Wednesday, August 10, 2011

Triple H: The Bravest, Smartest, Strongest, Toughest... and Boringest




Too cool for school? Booooring.
Photo Credit: WWE.com
Yesterday, I wrote about the beginning of where the Triple H backlash began and whether he really deserved it. The study in Triple H continues today.

If you ask most people who don't give a shit about the backstage stuff what annoys them most about Triple H, my guess is if they have an answer, and believe me, he has enough fans out there that you're going to have a bunch of people say nothing annoys them, is that nothing seems to faze him. He's totally unaffected in that nothing you can do or say to him will make him show any kind of vulnerability. To use wrestling terms, he doesn't sell, even if in the ring, he sells, if that makes any sense. He always seems to need to be the center of attention in any segment he's in, regardless of whether it's warranted or not.

A lot of times, this doesn't come off as anything but annoying. He tries to be funny, and the only one laughing is him and sometimes the people who are fans of his most. If he levies an insult at you, you're supposed to take it to heart, but nothing you can say to him will make him think of you as anything but a mere annoyance, someone that he'll defeat in the ring. He always has to be portrayed as the smartest, the funniest, the toughest, the bravest, the strongest, the coolest... hell, any positive adjective you can describe, and that's what Trips seems to have to be portrayed as. As I said in Instant Feedback Monday, it's like he has this pathological desire to have all his attributes maxed out at 99 at all times. Is it ego? Is it bad writing? I don't know, but what I do know is it plays off terribly most of the time.

Look at the final segment to RAW Monday. Everyone did their part to make it pop except for one guy. CM Punk held the crowd in his hand. John Cena served as a great counterweight. John Laurinitis' big ol' melon head was the perfect thing for Punk to kick. Then there was Trips, whom every time he interjected into the fray seemed to be out of place, changing the tone to one that didn't fit. I'm not alone in this either, as chatter from message boards, Twitter and from B-Stroud at With Leather all noticed the same thing. And it's nothing new.

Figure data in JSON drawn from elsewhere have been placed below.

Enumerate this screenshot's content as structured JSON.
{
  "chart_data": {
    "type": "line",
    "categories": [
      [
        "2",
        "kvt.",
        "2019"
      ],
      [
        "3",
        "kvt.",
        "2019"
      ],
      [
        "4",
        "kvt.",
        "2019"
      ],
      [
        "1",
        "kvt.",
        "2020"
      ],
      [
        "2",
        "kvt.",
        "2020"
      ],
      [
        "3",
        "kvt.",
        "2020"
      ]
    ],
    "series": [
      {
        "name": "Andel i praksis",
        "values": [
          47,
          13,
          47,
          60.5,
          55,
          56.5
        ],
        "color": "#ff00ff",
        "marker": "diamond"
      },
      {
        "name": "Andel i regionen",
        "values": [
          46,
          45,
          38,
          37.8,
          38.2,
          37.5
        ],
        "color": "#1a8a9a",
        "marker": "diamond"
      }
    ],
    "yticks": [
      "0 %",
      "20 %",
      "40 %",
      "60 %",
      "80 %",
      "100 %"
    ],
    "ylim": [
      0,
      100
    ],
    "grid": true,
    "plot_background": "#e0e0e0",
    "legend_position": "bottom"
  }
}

Sad thing is, he didn't always come off like this. There were times when he actually showed vulnerability, and it enhanced his story. This well of goodwill dried up mostly in 2001, but at the same time, when he sold for guys outside the ring as well as inside of it, it made for a much more interesting ride towards the match. I mean, did anyone think that if Trips went "Pffft, nbd" at everything Batista did and said leading up to their WrestleMania 21 match that it would have been as much of a moment? No.

That's the thing, being a no-selling creep doesn't make for interesting storytelling for most. It makes things boring. When you have guys showing vulnerability, it usually reveals character, and character makes a story work, especially if the endgame of that chapter is having the guy who would be otherwise invulnerable winning.

So yeah, even if you discount the backstage stuff, and as people who aren't backstage or in the company and who don't know exactly what went down (don't kid yourselves, my guess is a bunch of dirtsheet writers don't exactly know either), there are a lot of reasons why Triple H is perhaps the most annoying and boring wrestler in the last 10 years. This is definitely a hurdle that folks like me have to enjoying him now, regardless of how many people he puts over or helps enhance.